Having already spent three months establishing organic gardens for our mission of growing food for a March gathering, we embarked on an eight-week course/ internship that took us into new territory once again at Estancia Ranquilco in the Northern drylands of Patagonia. The six students that joined us in living in community at Ranquilco was an eclectic group that we had a lot of fun and learning with. The program was set up that the first half of their time there we had a strong focus on the material that is covered in the designer’s manual and the two week traditional PDC. However, we also mixed in our daily work and normal hands-on of PDC’s such as the upkeep of the garden and also hot composting.
One of the advantages of the eight-week course was to see whole cycles like with the hot compost or seeding beds with lettuce and mustard greens and then eating them. Students got to collect the materials one day, put it together the next, then monitor it using a compost thermometer over the next weeks. From time to time it would hit that 160 degrees Fahrenheit mark and since it did it with such speed we decided to add brown material. We also got use two different previous compost piles from our extended time at Ranquilco to help boost the fertility of these difficult desert soils. We were also able to learn from the site itself such as the canal walk where we saw this very old earthwork which brought water from a small mountainous stream across the landscape.
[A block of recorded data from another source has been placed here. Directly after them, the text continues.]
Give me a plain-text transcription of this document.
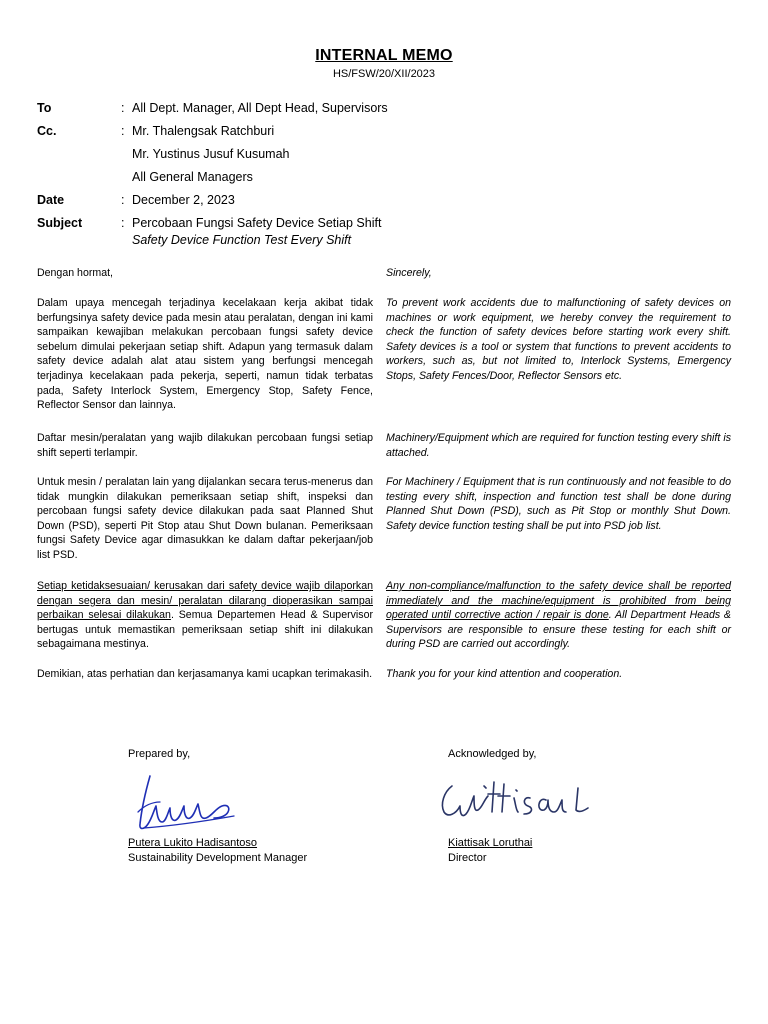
INTERNAL MEMO
HS/FSW/20/XII/2023
To	: All Dept. Manager, All Dept Head, Supervisors
Cc.	: Mr. Thalengsak Ratchburi
Mr. Yustinus Jusuf Kusumah
All General Managers
Date	: December 2, 2023
Subject	: Percobaan Fungsi Safety Device Setiap Shift
Safety Device Function Test Every Shift

Dengan hormat,

Dalam upaya mencegah terjadinya kecelakaan kerja akibat tidak berfungsinya safety device pada mesin atau peralatan, dengan ini kami sampaikan kewajiban melakukan percobaan fungsi safety device sebelum dimulai pekerjaan setiap shift. Adapun yang termasuk dalam safety device adalah alat atau sistem yang berfungsi mencegah terjadinya kecelakaan pada pekerja, seperti, namun tidak terbatas pada, Safety Interlock System, Emergency Stop, Safety Fence, Reflector Sensor dan lainnya.

Daftar mesin/peralatan yang wajib dilakukan percobaan fungsi setiap shift seperti terlampir.

Untuk mesin / peralatan lain yang dijalankan secara terus-menerus dan tidak mungkin dilakukan pemeriksaan setiap shift, inspeksi dan percobaan fungsi safety device dilakukan pada saat Planned Shut Down (PSD), seperti Pit Stop atau Shut Down bulanan. Pemeriksaan fungsi Safety Device agar dimasukkan ke dalam daftar pekerjaan/job list PSD.

Setiap ketidaksesuaian/ kerusakan dari safety device wajib dilaporkan dengan segera dan mesin/ peralatan dilarang dioperasikan sampai perbaikan selesai dilakukan. Semua Departemen Head & Supervisor bertugas untuk memastikan pemeriksaan setiap shift ini dilakukan sebagaimana mestinya.

Demikian, atas perhatian dan kerjasamanya kami ucapkan terimakasih.

Sincerely,

To prevent work accidents due to malfunctioning of safety devices on machines or work equipment, we hereby convey the requirement to check the function of safety devices before starting work every shift. Safety devices is a tool or system that functions to prevent accidents to workers, such as, but not limited to, Interlock Systems, Emergency Stops, Safety Fences/Door, Reflector Sensors etc.

Machinery/Equipment which are required for function testing every shift is attached.

For Machinery / Equipment that is run continuously and not feasible to do testing every shift, inspection and function test shall be done during Planned Shut Down (PSD), such as Pit Stop or monthly Shut Down. Safety device function testing shall be put into PSD job list.

Any non-compliance/malfunction to the safety device shall be reported immediately and the machine/equipment is prohibited from being operated until corrective action / repair is done. All Department Heads & Supervisors are responsible to ensure these testing for each shift or during PSD are carried out accordingly.

Thank you for your kind attention and cooperation.

Prepared by,	Acknowledged by,
Putera Lukito Hadisantoso
Sustainability Development Manager
Kiattisak Loruthai
Director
This kilometer or so of canal helped to green many stretches and served as the irrigation water for the garden itself.
Observation over a long period of time will lead any person to greater insights and I do believe that was one of the keys of this format for students learning. We saw our Milpa (three sisters patch) go from 4 feet tall to over ten by time we left. They may not realize it completely but our several feeds of organic matter that we gave it really did give it that extra energy it needed to fulfill its cycle. Other project highlights including the following:
- Seeding and other plant propagation
- Natural building with a focus on earthen floors
- Basket weaving and other small garden construction
- Swale building
- Fermentation, crop processing, and bread making
- Final design project
Final design project
The second half of the course focused on more hands-on and daily garden maintenance as well as the final design project. Students were given the task of redesigning their living space of the volunteer house and the grounds around it with the context that a permaculture family would set up shop there to help drive Ranquilco’s sustainability mission. It produced some unique ideas and provocative site development in areas that I hadn’t seen the total possibilities. In that sense the design project fulfilled the important mission of reinforcing the material presented all the while spurring creativity. Following intuition while designing
is just as important as knowing the myriad of uses of trees such as black locust. Finally we ended in a very tranquilo style, allowing students time to explore the beautiful property and reflect on their time. We got a chance to eat asados with the gauchos and feed ourselves beautifully from the garden bounty.
Another backdrop of this course was living in community in a place that has very little distractions and in the middle of nowhere. Fishing gaucho-style with a coffee can, some fishing string, and a lure was one of the things that kept us entertained and fed as the Trocoman River was kind enough to bless us with large and delicious rainbow trout from time to time. The place is of surreal beauty at times and just getting out and reconnecting to nature and ones self really was a main theme. Living in community is never easy especially when you are fresh into it and not having a telephone to pick up and call home or email to rely on, it really brought a lot to the surface of us all as we all were in transformation mode. Overall it was a good learning experience though in human emotion and communal responsibility. When you have to cut firewood for showers (great little wood burning califant there), people realize a lot about energy and resource accrual and distribution. Energy is a huge glaring topic of our planet right now and we all got a peak into life with and without fossil fuels at ranquilco. Also energy can be thought of as human emotion which Ranquilco seemed to spur on lots of it and not always positive. Surf the waves, swim the lulls, I suppose but remember Permaculture is just as much about people as anything else. This will be one of the major hurdles they face in developing a new paradigm there as entrenched social structure, which dates to the colonial era and has been passed through traditional agriculture reigns supreme. Thus a major overhaul of the system is well overdue and before Permaculture really take off this hierarchy must fall. Abundance overcomes oppression always.
Towards the end of the course we began to see a lot of abundance from the summer crops, as farming at 3600 feet with a chance of frost at any moment delayed the ripening. But tomato and cucumber fresh in salads as well as onion and zucchini in stir fries were quite the pleasure. Overall the March gardening mission had provided some real challenges with the poor soil but we made great strides in soil fertility. It was the beginning of a couple year process where the beds were set up this year with digging and fertilizing heavily with manures. However in the future the beds should be converted to no dig and maintained with composted manure and chicken tractor rotation. Thanks to all the students and volunteers who helped make these gardens flourish!